Druuna #03: Mandragora. Aphrodisia – recenzja komiksu
Data premiery w Polsce: 16 maja 2018Na każdy tom Druuny z Wydawnictwa Kurc trzeba czekać cierpliwie przez rok. Może to i dobrze, bo zawsze mamy przecież rok wytchnienia po tradycyjnej, dusznej dawce perwersyjnego koszmaru, którą funduje nam twórca tego udanego cyklu, klasyk europejskiego komiksu, Paolo Eleuteri Serpieri.
Na każdy tom Druuny z Wydawnictwa Kurc trzeba czekać cierpliwie przez rok. Może to i dobrze, bo zawsze mamy przecież rok wytchnienia po tradycyjnej, dusznej dawce perwersyjnego koszmaru, którą funduje nam twórca tego udanego cyklu, klasyk europejskiego komiksu, Paolo Eleuteri Serpieri.
Kosmos w Druuna #03: Mandragora. Aphrodisia nie jest przyjaznym miejscem. Dotyka go rozkład, dotyka go mrok i zło, a jednak bohaterka wciąż potrafi pozostać jasnym punktem tego świata, mimo że - czy tego chce, czy nie - niezmiennie ulega pokusom rozgrywającego się wokół niej koszmaru. Wciąż jest młoda i ponętna, wciąż daje się wykorzystywać mrocznym siłom, wciąż udaje jej się wykaraskać z jednych tarapatów, by natychmiast wpaść w kolejne. Dalej jest igraszką w rękach losu i twórcy komiksu.
Dawno już opuściła miasto-asteroidę z pierwszego tomu, ale okazuje się, że o miejscu tym wcale nie tak łatwo jest zapomnieć, zwłaszcza po wszystkim, co w nim się przeżyło. Bohaterka przebywa na statku kosmicznym znanym nam z poprzedniego tomu. Nie grasują już na nim replikanci, ale nie znaczy to, że wszystko jest w porządku. Znana z początków opowieści o Druunie zaraza, przenosi się na statek. Aby ją powstrzymać, bohaterka ponownie - tym razem mentalnie, przeniesie się do swojego dawnego miejsca zamieszkania, by w odmętach pamięci - nie tylko swojej - szukać sposobu na odnalezienie składników serum, które było niegdyś skuteczną bronią przeciwko panującej na asteroidzie-mieście zarazie.
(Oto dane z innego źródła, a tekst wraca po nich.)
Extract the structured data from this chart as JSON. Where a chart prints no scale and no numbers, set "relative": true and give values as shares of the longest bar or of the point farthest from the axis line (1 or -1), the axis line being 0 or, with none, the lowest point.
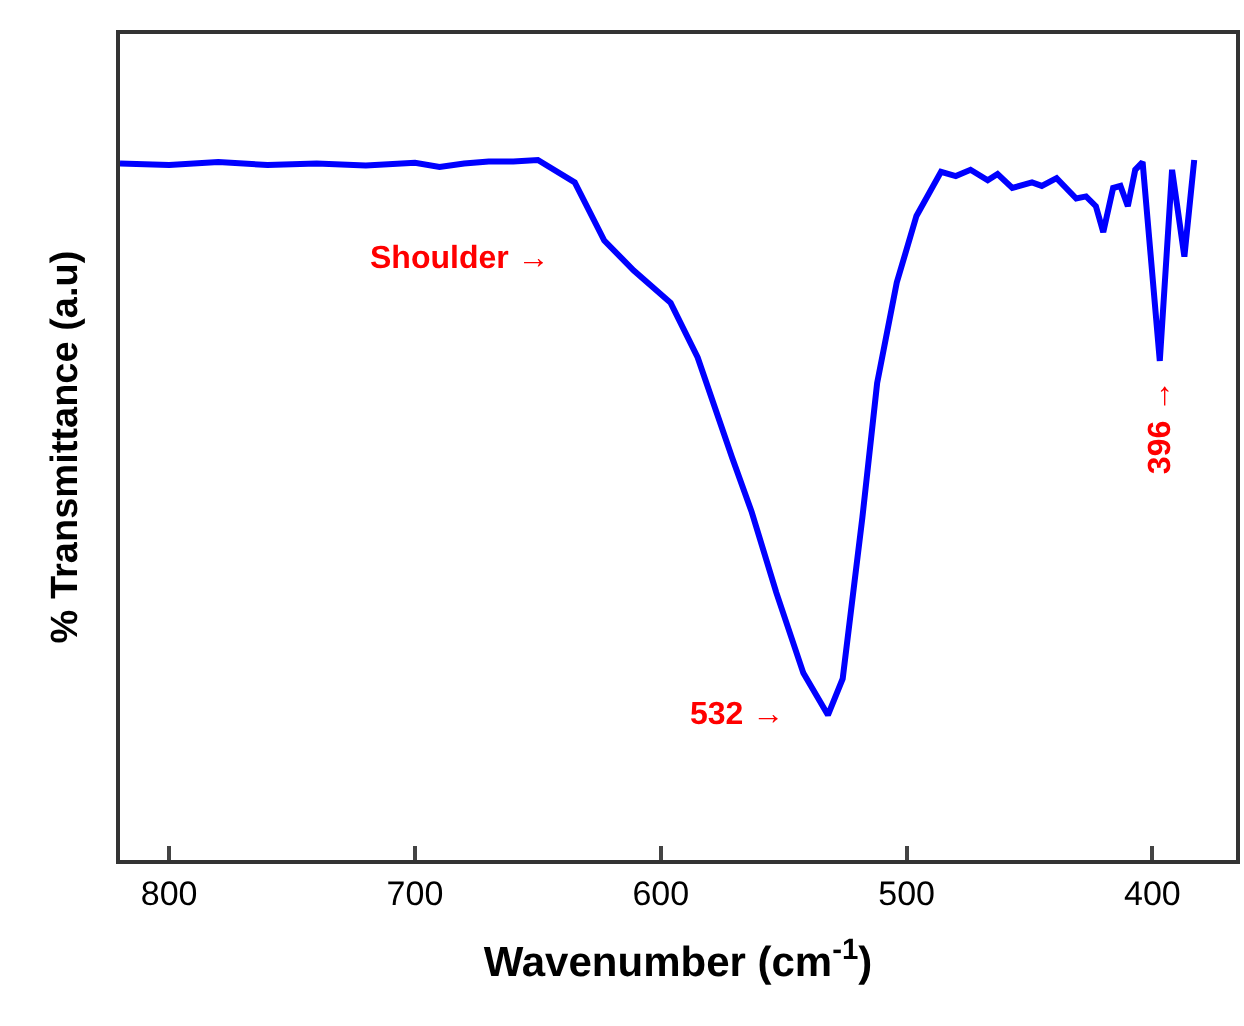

Z opisu nie wygląda to na zbyt skomplikowany zabieg fabularny - bardziej jak odcinanie kuponów. Nic bardziej mylnego. Raz, że powyższy opis jest intencjonalnie powierzchowny, dwa, że Serpieri w tworzeniu zasad kosmicznego horroru jest po prostu konsekwentny - prowadzi nas razem z bohaterami przez kolejne kręgi kosmicznego piekła. Tym razem są to koszmary połączonych podświadomości w wędrówce przez echa przeszłości, od których tak zwyczajnie nie da się niestety uciec. Dlatego wracają bohaterowie, których wydawało się, że nigdy już nie spotkamy, bohaterowie tak ważni dla Druuny. Zaś wędrówka samej bohaterki, jest jak zwykle dramatyczna, nasycona perwersją, ale też nadzieją na zakończenie koszmaru. Jednak dobrze już wiemy, że koszmar w wykonaniu Paolo Eleuteri Serpieri nigdy nie ma końca.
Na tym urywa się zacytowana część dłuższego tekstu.